“O’nun kudret ve merhametinin delillerinden biri de, size kendi cinsinizden, yanlarında huzur ve mutluluk bulabileceğiniz eşler yaratması ve aranıza sevgi ve şefkat duyguları yerleştirmesidir. Hiç kuşkusuz bunda, düşünen insanlar için nice dersler, nice ibretler vardır.”
Evlilik ayetinin en büyük ve en güzel tecellilerinden birisi de; hiç şüphesiz çocuklardır. Evliliği bir ağaca benzetecek olursak çocuklar bu ağacın en güzel meyvelerinden biri konumundadırlar. Nasıl ki, bir ağaç ilgi, alaka, koruma ve sevgiye muhtaçsa evlilik ve doğal olarak bu ağacın meyveleri konumundaki çocuklar da bunlara muhtaçtır.
Sözü buradan hareketle geçen ay liseden bir kardeşimizle, telefonda gerçekleştirmiş olduğumuz yaklaşık yarım saatlik bir görüşmeye getirmek istiyorum şöyle ki, bu kardeşimizin iki oğlu var. En büyük erkek çocuğu ortaokul ikinci sınıfa gidiyor. Babasının ifadesine göre; son zamanlarda hem aile içinde hem de okulda ciddi manada agresif tavırlar sergilemeye başlamış. Normalde yumuşak tabiatlı olması nedeniyle kendisinin bu tavırlarına kimse anlam verememiş. Çevreden birileri çocuğa “üç harfliler yani cinlerin” musallat olmuş olabileceğini bu sebeple okutmak üzere “hocaya”, tedavi maksadıyla da “hacıya pardon psikiyatriste” götürmelerinin yerinde olacağını ifade etmişler.
Bana sual edince; ben de:
“-Hocalara ve doktorlara vereceğin para boşa gitmesin, bize getir çok hesaplı ve çok hızlı bir şekilde çözüme kavuştururuz.” demedim doğal olarak…

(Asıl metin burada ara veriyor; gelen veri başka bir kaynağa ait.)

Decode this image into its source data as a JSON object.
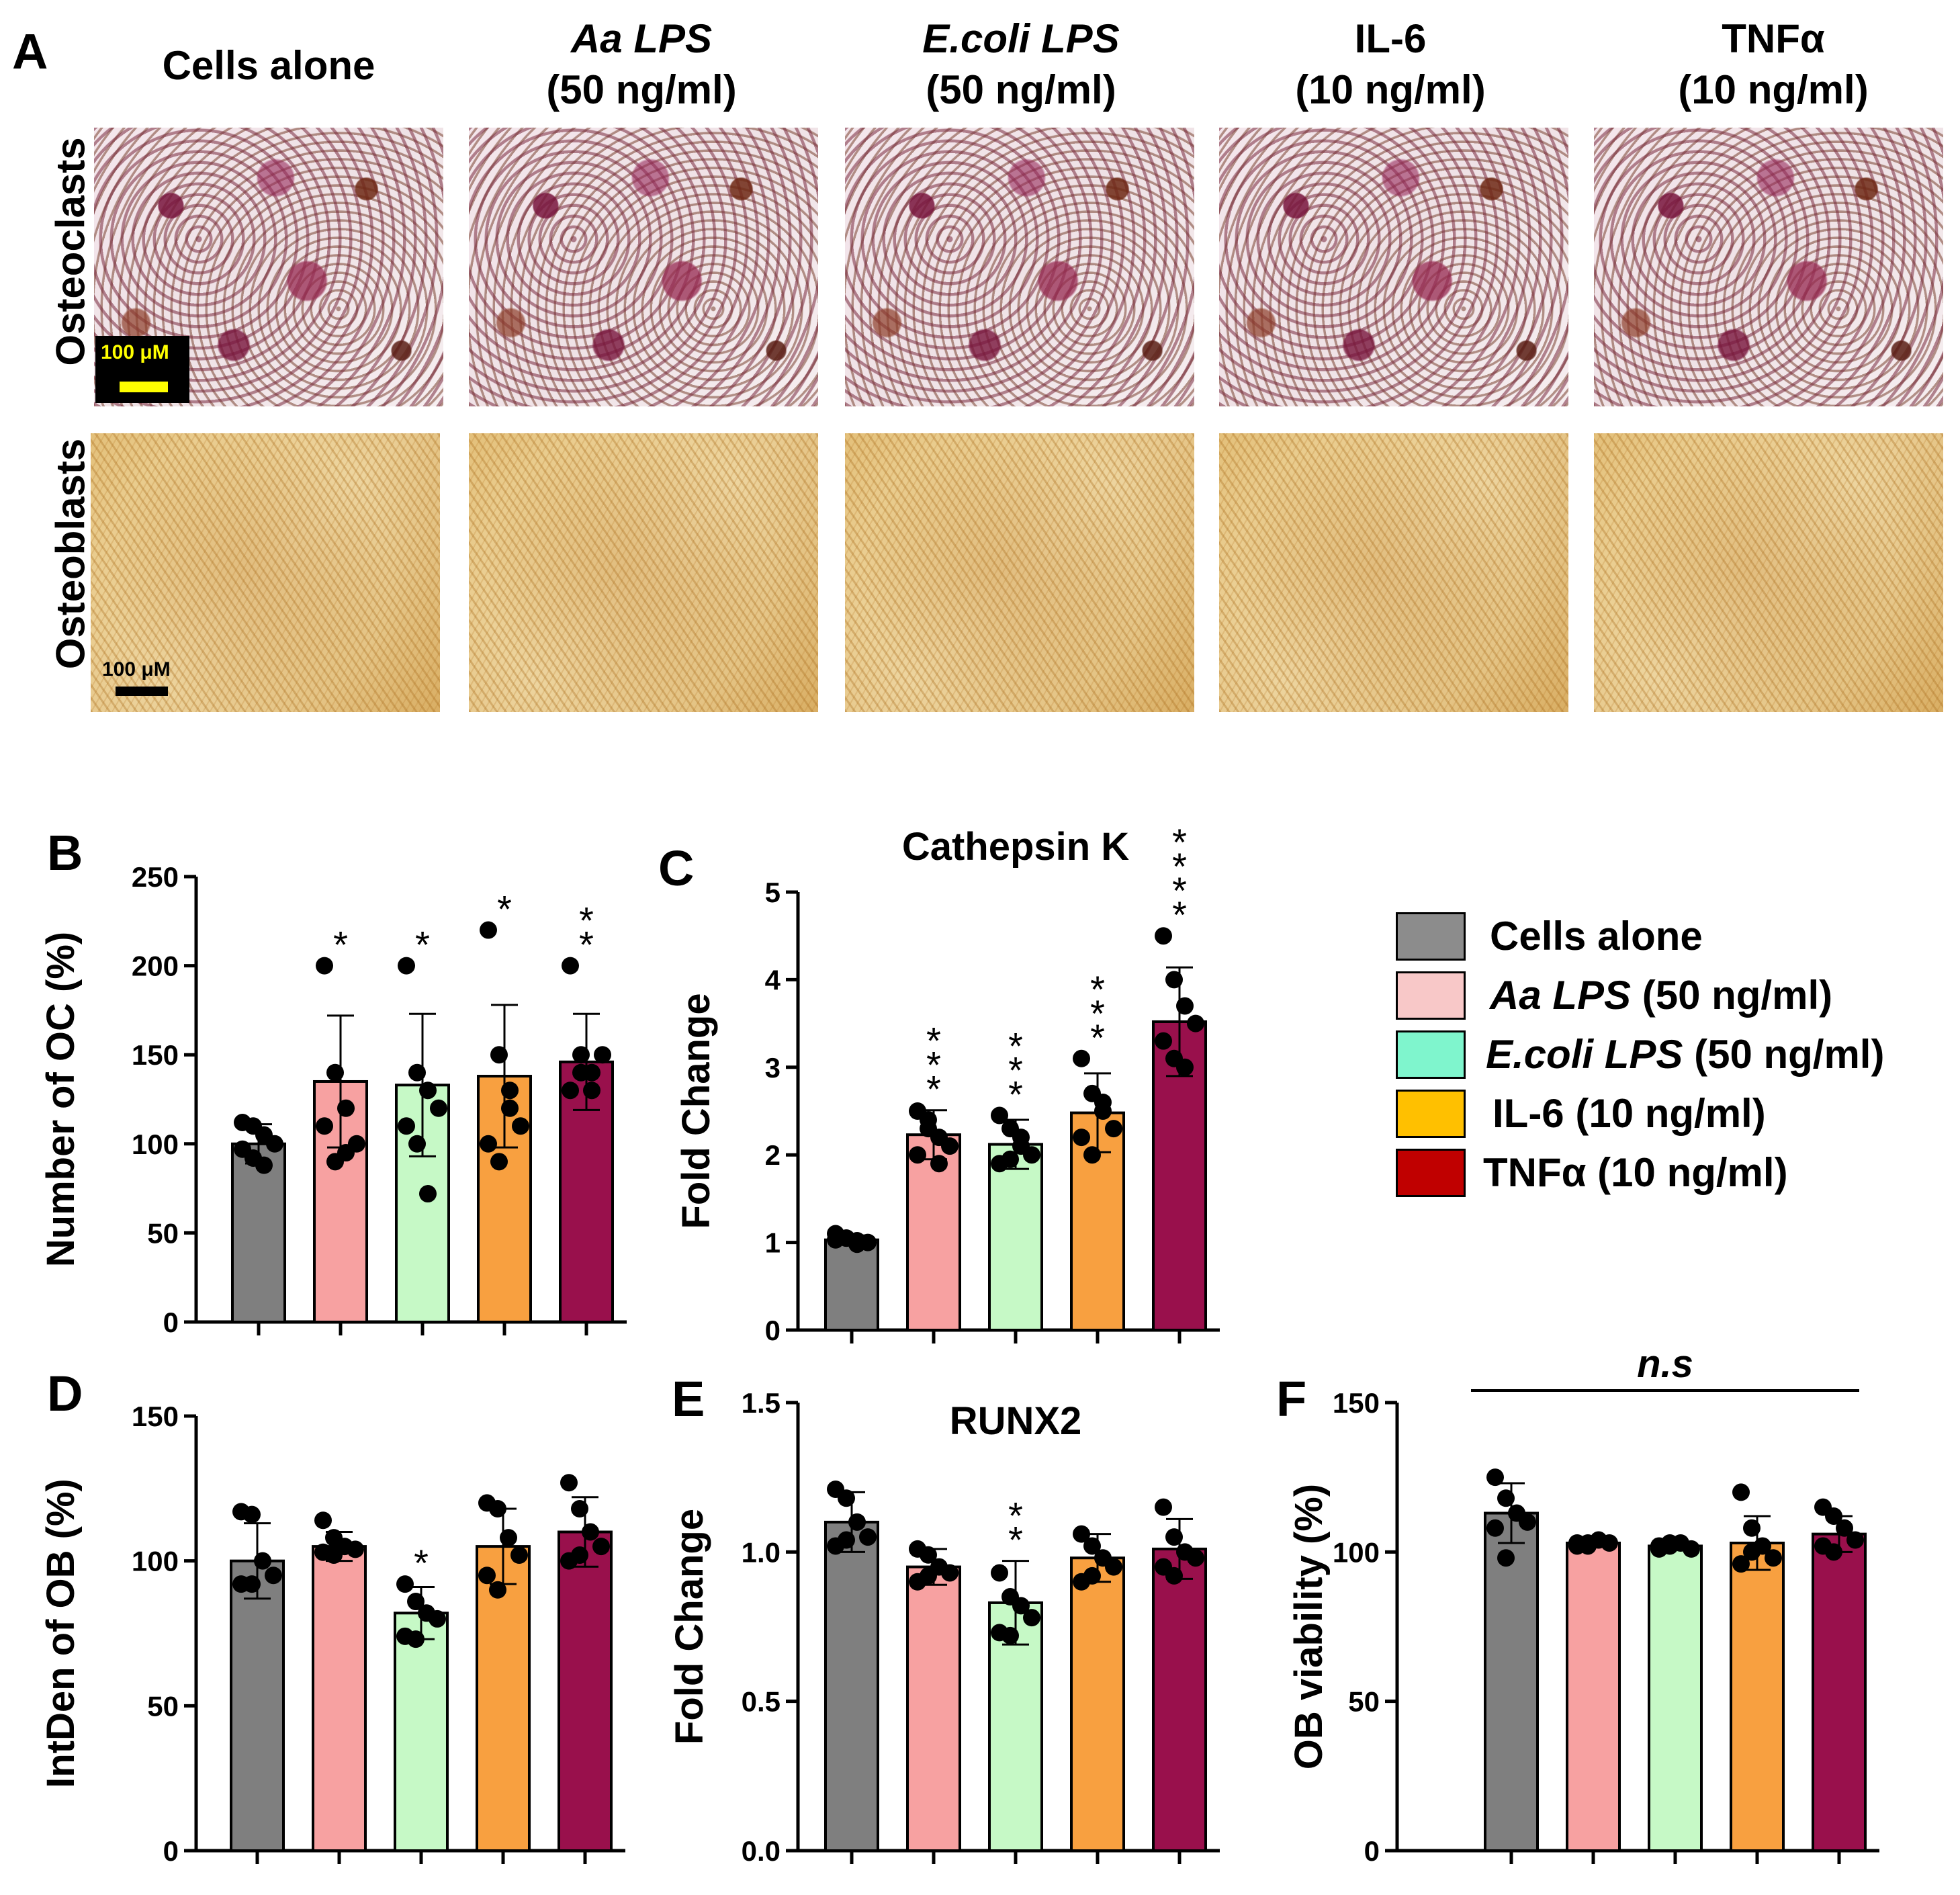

Dedim ki: “-Yavrumuza sakın üç harfliler değil de, on, yedi ve altı harfliler musallat olmuş olmasın.”
“-Nasıl yani?” dedi.
“-On harfli “bilgisayar ve televizyon”, yedi harfli “telefon” ve altı harfli “tablet”. Yavrumuz okul haricinde bunlarla ne kadar meşgul oluyor?”
“-Ellerinden hiç düşmüyor ki hatta bazen onunla uyuyup kalıyorlar? Hele hafta sonları sabahtan akşama kadar sürekli birinden diğerine adeta mekik dokuyorlar. Daha okullarda, teneffüslerde akıllı tahtalarla olan mesailerini saymıyorum bile”
“-İşte gördün mü? Maalesef yavrularımız tabiri caizse belâyı bulmuşlar. Eskiden annelerimiz ve babalarımız başta futbol maçları olmak üzere geç vakitlere kadar kaldığımız sokaklardan bizleri zorla içeri alırlardı şimdi ise tam tersi bizler çocuklarımızı zorla dışarı çıkartacağız diye didinip duruyoruz.”
“-Peki çözüm?
“-Çözüm sizde bitiyor. Mesela benim evimde televizyon yok. En başta bizler televizyon ve telefonun esaretinden kurtulmalıyız ki, yavrularımızla ilgili böylesi bir talebimizde samimi olabilelim. Çocuklar bizim söylediklerimizden ziyade hareketlerimize bakar ve bu manada bizleri örnek alırlar. Elinden telefon düşmeyen ve televizyonun esareti altındaki bir ebeveynin çocuklarından “kitaplı” şahsiyetler olmalarını beklemek abes olmaz mı?
“-Peki muska falan yazsan faydası olmaz mı?
“-Kim demiş yazmayı düşünmediğimi? Bak hemen yazıyorum:
1-) İlk etapta sen ve yengemiz Lokman Suresi’ni en az üç ayrı mealden ve üç ayrı tefsirden adeta imtihana hazırlanır gibi okuyun inşallah -ki zaten Kur’an-ı Kerim imtihan kitabımız değil mi?
2-) Her akşam evde aile fertleriyle “nitelikli zaman geçirme noktasında yani tv, telefon vb. kapatıldığı ve aile fertlerinin yakın temasta oldukları” başlarda beşer, onar dakikalık periyotlar halinde ve gitgide artıracak şekilde mutlaka bir okuma saatimiz olsun.
3-) Hem sıla-i rahmin ifası hem de çocuklarımızın bu vesilelerle akrabalar ve arkadaşlar arasında ne tür diyaloglar kurulduğuna şahitlik etmeleri noktasında ziyaretler yapmak.
4-) İmkanlar dahilinde karate, judo, yüzme gibi aktivitelerde bulunak.